Flat-Out Fantastic
(2 of 4)
So it went to a penalty-kick shoot-out, which soccer players dread. The pressure is enormous, the consequences huge and the shoot-out no real indicator that the best team won. "There are two champions here," noted coach DiCicco diplomatically after the match. "There is only one taking the World Cup home." But the shoot-out is soccer's tie breaker: 12 yds. out, shooter against keeper, with the odds overwhelmingly against the keeper. That was true of the first four penalty kicks. On China's third shot, however, Scurry stepped forward, guessed left and threw herself in that direction, where she met Liu Ying's kick. "I just went totally on instinct," she said. "I knew if I could get one, it would be O.K." The crowd erupted and, after Lilly's left-footer beat Chinese goalie Gao, sensed something big was about to happen. China's next two shooters, Zhang Ouying and Sun, calmly found their marks, leaving it all up to Chastain, who had committed a huge gaffe against Germany in the quarterfinals when she scored in her own net. This time she found the right one, prompting the spontaneous strip. "Momentary insanity, nothing more, nothing less," she explained. "I wasn't thinking about anything. I thought, My God, this is the greatest moment of my life on a soccer field! I just lost my head."
Even before Chastain's heroics, something magical had been brewing for this team as the tournament progressed. As the NHL and NBA playoffs came and went--Dallas and San Antonio, remember them?--this was the one sports story that continued to build like a thunderstorm.
Four years ago in Sweden, the American team was dismissed in the semifinals before a scant 3,000 souls. In the days before last week's final, nearly that many fans were showing up to watch the team practice, and the players needed police escorts to make their way off the field. Foudy described this spring's frenzied postgame autograph sessions as a "Beatles-concert-slash-slumber-party." Teenagers, boys and girls, have besieged them, and several of the players tell stories of girls' breaking into tears upon receiving an autograph--or just getting near team members. "It's showing little girls that they have something to look up to if they want to play sports," said Rashad Brown, 32, of Hacienda Heights, Calif., as he led his three daughters--a future midfield perhaps--toward the Rose Bowl for the final. Said his wife Margarita: "Before, we never had this kind of support for a women's event. It's great for our daughters to see such a large crowd supporting a women's event."

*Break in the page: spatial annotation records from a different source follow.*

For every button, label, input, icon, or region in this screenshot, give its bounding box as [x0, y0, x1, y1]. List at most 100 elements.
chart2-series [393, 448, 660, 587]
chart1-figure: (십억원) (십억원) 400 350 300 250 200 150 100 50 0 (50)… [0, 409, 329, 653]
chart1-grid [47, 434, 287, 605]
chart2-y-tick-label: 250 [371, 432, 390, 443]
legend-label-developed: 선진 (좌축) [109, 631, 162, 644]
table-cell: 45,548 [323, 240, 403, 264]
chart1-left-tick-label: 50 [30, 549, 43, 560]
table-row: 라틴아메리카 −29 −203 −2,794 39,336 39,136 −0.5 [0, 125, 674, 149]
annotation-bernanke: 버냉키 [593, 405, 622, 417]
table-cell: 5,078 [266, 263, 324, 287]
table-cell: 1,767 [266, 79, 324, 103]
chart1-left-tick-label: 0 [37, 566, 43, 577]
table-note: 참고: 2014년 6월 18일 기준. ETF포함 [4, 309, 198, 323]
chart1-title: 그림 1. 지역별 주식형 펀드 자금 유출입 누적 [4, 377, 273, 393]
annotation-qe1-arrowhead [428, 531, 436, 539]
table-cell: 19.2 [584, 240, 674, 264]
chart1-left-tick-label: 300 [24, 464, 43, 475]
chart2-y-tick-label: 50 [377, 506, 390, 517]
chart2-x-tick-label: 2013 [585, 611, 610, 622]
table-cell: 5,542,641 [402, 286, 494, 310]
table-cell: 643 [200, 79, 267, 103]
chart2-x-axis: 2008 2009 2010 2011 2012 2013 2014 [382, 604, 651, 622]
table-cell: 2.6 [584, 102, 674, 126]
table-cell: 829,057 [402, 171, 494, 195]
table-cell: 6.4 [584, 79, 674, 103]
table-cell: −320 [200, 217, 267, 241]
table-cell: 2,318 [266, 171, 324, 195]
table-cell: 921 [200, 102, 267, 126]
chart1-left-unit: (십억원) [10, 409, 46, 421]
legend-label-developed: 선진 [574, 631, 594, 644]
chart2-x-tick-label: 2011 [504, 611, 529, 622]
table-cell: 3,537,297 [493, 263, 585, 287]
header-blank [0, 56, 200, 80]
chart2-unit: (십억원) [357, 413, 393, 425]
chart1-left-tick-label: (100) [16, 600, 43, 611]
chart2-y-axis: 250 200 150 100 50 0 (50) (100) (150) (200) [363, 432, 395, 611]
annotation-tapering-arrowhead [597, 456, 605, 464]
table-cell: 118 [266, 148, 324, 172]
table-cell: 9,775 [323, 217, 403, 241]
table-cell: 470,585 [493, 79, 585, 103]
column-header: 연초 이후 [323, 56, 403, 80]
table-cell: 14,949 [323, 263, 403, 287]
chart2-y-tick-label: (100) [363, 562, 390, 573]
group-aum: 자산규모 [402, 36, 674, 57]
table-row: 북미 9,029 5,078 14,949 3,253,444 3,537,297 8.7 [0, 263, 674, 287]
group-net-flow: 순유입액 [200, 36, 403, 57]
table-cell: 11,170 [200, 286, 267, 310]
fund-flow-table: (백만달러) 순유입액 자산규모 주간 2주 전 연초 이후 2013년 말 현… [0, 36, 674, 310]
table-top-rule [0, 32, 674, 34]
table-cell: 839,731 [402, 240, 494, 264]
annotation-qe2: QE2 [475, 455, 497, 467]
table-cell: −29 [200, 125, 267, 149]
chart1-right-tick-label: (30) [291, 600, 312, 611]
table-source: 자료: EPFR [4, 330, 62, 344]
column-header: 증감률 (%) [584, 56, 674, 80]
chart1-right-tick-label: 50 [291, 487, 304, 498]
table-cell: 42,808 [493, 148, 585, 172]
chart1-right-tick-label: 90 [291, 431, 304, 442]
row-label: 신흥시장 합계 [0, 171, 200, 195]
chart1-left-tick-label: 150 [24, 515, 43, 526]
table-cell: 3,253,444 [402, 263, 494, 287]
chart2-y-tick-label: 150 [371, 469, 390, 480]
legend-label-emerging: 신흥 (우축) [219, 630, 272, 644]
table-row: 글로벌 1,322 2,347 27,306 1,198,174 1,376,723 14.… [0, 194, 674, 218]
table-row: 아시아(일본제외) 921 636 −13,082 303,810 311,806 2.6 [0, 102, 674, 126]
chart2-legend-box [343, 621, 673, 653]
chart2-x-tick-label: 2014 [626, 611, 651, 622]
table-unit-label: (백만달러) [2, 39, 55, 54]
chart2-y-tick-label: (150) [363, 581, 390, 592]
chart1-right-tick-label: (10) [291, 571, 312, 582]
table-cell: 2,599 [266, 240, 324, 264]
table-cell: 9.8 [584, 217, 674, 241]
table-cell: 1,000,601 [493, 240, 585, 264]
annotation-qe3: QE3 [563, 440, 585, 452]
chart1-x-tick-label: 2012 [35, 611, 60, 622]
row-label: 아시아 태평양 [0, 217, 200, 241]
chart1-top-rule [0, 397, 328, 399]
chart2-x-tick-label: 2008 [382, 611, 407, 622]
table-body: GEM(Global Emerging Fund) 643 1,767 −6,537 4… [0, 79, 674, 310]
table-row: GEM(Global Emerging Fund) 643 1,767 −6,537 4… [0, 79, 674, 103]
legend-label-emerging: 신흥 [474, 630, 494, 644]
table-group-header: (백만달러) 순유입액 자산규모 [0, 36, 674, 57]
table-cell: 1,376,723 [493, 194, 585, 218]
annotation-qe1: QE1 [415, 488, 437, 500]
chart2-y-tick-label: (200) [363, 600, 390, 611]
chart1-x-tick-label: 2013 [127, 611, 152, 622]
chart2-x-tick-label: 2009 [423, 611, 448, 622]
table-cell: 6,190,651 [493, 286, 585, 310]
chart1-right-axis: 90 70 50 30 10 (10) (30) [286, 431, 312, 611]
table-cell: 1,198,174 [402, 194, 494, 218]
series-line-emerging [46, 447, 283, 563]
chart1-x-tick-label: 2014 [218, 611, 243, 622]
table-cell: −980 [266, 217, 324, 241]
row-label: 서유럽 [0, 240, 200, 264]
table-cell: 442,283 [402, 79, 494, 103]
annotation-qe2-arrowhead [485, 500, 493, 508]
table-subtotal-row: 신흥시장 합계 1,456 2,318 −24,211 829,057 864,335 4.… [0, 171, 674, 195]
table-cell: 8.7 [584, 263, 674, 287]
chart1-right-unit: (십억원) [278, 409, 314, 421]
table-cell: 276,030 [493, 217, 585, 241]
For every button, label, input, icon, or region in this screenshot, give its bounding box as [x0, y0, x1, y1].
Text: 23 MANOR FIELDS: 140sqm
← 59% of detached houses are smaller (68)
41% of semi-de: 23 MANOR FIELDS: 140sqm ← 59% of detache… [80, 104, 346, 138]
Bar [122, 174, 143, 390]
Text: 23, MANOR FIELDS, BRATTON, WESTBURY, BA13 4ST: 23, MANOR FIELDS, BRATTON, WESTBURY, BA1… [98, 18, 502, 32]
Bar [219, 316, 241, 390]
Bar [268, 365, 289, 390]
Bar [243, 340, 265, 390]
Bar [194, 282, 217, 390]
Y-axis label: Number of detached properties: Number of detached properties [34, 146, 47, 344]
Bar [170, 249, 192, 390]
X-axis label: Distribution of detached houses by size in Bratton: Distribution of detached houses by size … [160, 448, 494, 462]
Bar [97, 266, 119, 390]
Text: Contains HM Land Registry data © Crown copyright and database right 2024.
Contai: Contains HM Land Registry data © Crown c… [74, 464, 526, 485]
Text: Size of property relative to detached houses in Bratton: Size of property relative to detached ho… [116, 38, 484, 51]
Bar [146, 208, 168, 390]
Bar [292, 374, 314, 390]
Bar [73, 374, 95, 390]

Make no mistake: this is a campaign that has been carefully managed and almost perfectly marketed by the Women's World Cup Organizing Committee and such team and event sponsors as Nike, Gatorade, Adidas and Bud Light. Each of the games has been televised and accompanied by ingenious advertising.
Marla Messing, CEO of the organizing committee, had persuaded soccer's mostly male pooh-bahs at the Federation Internationale de Football Association to stage the games in big stadiums. Messing knew Americans love big events, but she also sensed that the moment had arrived. "We have established a world-class, world-caliber, stand-alone event for women like none other," she crowed. "In a small way, we have all been a part of history. The sport of women's soccer is growing around the world."